Fonctionnellement, ce composant affiche un message

HelloWorldModel says:
${hello.foldersList}

dont la valeur est fournie par la partie back via la méthode

getFoldersList()

 

Evolution du composant

Supposons que notre (super) composant fasse évoluer son service getMessage() de la façon suivante : afficher la liste des dossiers du DAM (quelle magnifique évolution !).

En termes d’implémentation la structure d’arbre de la base de données fait penser immédiatement à une fonction récursive. Il y a là matière à plusieurs oublis dans ce type de fonctions et la perspective de déployer sur l’instance AEM à chaque ajout de code n’enchante guère…

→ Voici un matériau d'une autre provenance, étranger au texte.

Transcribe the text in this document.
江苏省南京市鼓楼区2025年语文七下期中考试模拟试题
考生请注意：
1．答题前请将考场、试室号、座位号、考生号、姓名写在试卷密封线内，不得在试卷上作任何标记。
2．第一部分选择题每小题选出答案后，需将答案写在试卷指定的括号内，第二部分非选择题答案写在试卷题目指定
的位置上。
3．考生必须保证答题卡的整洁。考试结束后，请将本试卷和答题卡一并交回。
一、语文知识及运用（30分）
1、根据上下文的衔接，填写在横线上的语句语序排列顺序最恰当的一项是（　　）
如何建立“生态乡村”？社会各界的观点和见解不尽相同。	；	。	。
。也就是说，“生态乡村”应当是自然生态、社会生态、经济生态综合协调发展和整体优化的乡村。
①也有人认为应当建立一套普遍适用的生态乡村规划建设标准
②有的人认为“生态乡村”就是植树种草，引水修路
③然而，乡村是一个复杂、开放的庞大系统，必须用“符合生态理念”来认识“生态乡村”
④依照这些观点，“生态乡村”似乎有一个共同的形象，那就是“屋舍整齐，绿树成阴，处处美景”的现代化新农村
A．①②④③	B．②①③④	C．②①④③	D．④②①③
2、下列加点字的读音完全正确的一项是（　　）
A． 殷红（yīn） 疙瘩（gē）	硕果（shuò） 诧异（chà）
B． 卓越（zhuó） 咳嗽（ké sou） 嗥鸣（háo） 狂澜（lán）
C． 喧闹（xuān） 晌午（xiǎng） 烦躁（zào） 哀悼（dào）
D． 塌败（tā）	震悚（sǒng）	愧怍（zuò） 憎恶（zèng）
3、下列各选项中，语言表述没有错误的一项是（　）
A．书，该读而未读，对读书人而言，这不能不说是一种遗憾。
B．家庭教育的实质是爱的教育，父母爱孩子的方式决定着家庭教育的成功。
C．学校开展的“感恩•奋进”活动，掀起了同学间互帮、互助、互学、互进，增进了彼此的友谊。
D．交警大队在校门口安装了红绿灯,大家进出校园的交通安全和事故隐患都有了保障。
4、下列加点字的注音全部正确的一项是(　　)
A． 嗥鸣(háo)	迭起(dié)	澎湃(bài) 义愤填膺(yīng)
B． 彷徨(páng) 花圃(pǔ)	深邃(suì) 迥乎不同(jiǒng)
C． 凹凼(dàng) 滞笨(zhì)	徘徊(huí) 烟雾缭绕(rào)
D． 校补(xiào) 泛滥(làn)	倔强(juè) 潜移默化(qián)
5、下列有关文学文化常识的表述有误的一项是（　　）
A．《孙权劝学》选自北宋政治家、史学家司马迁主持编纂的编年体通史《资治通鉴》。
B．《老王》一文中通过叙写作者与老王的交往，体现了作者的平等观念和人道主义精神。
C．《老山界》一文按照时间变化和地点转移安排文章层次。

En simulant la base de données, il sera beaucoup plus facile de coder puis tester immédiatement et faire ainsi des ajustements rapidement. Nous allons utiliser Sling mock permettant lui-même d’utiliser un mock JCR décrits ici. L’option que nous choisirons sera JCR_OAK, un peu plus lente mais possédant bien plus de fonctionnalités (en fait il y a une vraie base de données sous-jacente).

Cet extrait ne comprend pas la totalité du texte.